November 13, 2010 at 5:58 am
Hi all
This based on this article http://msdn.microsoft.com/en-us/library/dd425070(SQL.100).aspx
General information
Trace Flag 610 in on, the data base is in Simply Recover, and Server is 2008 sp1
What I am doing
I have a table w/clustered index and it empty I do my first batch of insert into table and minimum logging works and data look good. I run my second batch of insert and minimum logging does not seem to work.

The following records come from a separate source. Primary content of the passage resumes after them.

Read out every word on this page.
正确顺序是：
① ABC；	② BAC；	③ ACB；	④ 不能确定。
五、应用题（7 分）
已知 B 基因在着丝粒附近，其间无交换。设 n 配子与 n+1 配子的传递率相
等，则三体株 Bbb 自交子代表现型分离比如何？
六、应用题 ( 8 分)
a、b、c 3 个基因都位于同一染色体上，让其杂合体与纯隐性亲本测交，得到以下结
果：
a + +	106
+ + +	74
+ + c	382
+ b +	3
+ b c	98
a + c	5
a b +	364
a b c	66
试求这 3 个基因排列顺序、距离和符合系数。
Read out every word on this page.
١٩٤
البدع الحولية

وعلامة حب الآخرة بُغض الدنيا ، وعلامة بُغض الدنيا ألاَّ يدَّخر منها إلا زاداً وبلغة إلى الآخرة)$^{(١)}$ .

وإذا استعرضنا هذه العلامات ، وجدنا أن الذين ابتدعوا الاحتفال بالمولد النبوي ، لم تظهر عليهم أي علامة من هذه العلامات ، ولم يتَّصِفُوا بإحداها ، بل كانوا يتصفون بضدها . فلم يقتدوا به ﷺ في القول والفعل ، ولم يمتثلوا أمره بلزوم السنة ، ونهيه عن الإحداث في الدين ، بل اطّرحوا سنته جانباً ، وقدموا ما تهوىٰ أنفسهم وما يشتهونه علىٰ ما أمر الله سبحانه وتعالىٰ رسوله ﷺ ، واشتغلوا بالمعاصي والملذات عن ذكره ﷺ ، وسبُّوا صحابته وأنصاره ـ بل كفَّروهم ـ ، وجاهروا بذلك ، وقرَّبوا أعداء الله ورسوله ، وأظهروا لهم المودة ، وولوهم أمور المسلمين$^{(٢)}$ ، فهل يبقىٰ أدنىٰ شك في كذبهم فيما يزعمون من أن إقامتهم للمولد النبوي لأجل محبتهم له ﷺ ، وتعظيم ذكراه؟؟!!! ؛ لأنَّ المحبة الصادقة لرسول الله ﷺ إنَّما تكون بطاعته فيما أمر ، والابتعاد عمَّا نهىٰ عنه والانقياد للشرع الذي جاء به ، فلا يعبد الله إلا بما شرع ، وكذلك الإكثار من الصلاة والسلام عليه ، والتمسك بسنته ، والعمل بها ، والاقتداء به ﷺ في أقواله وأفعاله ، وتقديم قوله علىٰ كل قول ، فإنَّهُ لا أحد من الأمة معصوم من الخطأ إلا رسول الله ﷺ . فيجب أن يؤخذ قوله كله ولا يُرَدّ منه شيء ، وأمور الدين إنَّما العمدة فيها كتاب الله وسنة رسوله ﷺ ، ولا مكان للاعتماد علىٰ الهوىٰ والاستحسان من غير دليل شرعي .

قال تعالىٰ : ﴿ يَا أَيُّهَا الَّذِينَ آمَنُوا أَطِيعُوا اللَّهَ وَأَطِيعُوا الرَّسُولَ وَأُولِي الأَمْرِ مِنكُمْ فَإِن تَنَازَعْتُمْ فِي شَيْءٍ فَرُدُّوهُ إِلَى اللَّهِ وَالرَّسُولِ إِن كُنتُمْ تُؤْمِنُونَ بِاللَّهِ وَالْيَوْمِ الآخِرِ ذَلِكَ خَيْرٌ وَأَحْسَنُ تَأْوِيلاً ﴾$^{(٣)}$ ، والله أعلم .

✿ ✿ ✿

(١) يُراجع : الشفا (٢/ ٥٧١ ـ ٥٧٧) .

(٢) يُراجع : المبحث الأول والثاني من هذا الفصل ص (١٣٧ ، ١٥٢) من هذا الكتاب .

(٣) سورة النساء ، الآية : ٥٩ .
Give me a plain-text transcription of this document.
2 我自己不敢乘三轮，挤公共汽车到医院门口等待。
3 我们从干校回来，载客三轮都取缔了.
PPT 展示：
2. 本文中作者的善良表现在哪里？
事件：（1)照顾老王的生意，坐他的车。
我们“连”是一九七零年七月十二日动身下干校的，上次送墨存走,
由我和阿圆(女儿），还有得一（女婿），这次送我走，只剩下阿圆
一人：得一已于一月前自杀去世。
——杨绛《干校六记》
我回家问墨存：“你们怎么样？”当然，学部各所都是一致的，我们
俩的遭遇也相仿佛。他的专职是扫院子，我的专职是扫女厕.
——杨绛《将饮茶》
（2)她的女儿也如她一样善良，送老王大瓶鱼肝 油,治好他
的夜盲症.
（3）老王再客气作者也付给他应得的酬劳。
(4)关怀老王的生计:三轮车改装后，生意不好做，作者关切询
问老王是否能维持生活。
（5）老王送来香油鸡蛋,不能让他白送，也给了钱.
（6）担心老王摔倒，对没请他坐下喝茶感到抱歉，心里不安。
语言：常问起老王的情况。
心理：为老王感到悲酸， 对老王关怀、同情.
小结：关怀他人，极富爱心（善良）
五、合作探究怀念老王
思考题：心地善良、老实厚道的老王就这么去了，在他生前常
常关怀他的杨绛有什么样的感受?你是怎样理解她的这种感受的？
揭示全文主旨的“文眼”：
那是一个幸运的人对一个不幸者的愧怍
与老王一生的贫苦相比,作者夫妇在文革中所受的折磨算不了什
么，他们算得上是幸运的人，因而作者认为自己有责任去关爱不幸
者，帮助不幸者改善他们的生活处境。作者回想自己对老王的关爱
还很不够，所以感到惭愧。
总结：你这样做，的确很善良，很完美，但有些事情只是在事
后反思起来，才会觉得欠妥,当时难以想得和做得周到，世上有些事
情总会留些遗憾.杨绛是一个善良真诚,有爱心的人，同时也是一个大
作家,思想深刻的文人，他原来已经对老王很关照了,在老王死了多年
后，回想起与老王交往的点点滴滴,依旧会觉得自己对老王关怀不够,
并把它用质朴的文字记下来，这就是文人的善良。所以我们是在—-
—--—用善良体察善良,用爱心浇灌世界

Just so we are clear the cluster index we are using is very simple for this test four values A,B,C,D 10 million rows each and we insert the data in the order of the cluster 10m ‘A’ then 10m ‘B’ and so on.
Here is a sample on the insert any thoughts would helpful
Thanks
Scott
CREATE TABLE OutPutTable
(
IDRow int NULL
,ColInt int NULL
,ExpRow Char(1) NULL
,ColVarchar varchar(20) NULL
,Colchar char(2) NULL
,ColCSV varchar(80) NULL
,ColMoney money NULL
,ColNumeric numeric(16,4) NULL
,ColDate datetime NULL
,AutoId int IDENTITY(1,1) NOT NULL
)
CREATE CLUSTERED INDEX Clust_IDX ON OutPutTable (ExpRow)WITH (FillFactor = 100)
GO
DBCC TRACEON (610)
Go
--First Batch
INSERT INTO OutPutTable WITH(Tablockx)
(
IDRow
,ColInt
,ExpRow
,ColVarchar
,Colchar
,ColCSV
,ColMoney
,ColNumeric
,ColDate
)
SELECT
IDRow
,ColInt
,ExpRow
,ColVarchar
,Colchar
,ColCSV
,ColMoney
,ColNumeric
,ColDate
FROM
SAMPLEDATA
WHERE
ExpRow = 'A'
GO
DBCC TRACEOFF (610)
GO
DBCC TRACEON (610)
Go
--Second Batch
INSERT INTO OutPutTable WITH(Tablockx)
(
IDRow
,ColInt
,ExpRow
,ColVarchar
,Colchar
,ColCSV
,ColMoney
,ColNumeric
,ColDate
)
SELECT
IDRow
,ColInt
,ExpRow
,ColVarchar
,Colchar
,ColCSV
,ColMoney
,ColNumeric
,ColDate
FROM
SAMPLEDATA
WHERE
ExpRow = 'B'
GO
DBCC TRACEOFF (610)
GO
November 13, 2010 at 6:46 am
I my understanding of Sunils blog is correct, you don't need to add any TABLOCK hint when using Trace Flag 610.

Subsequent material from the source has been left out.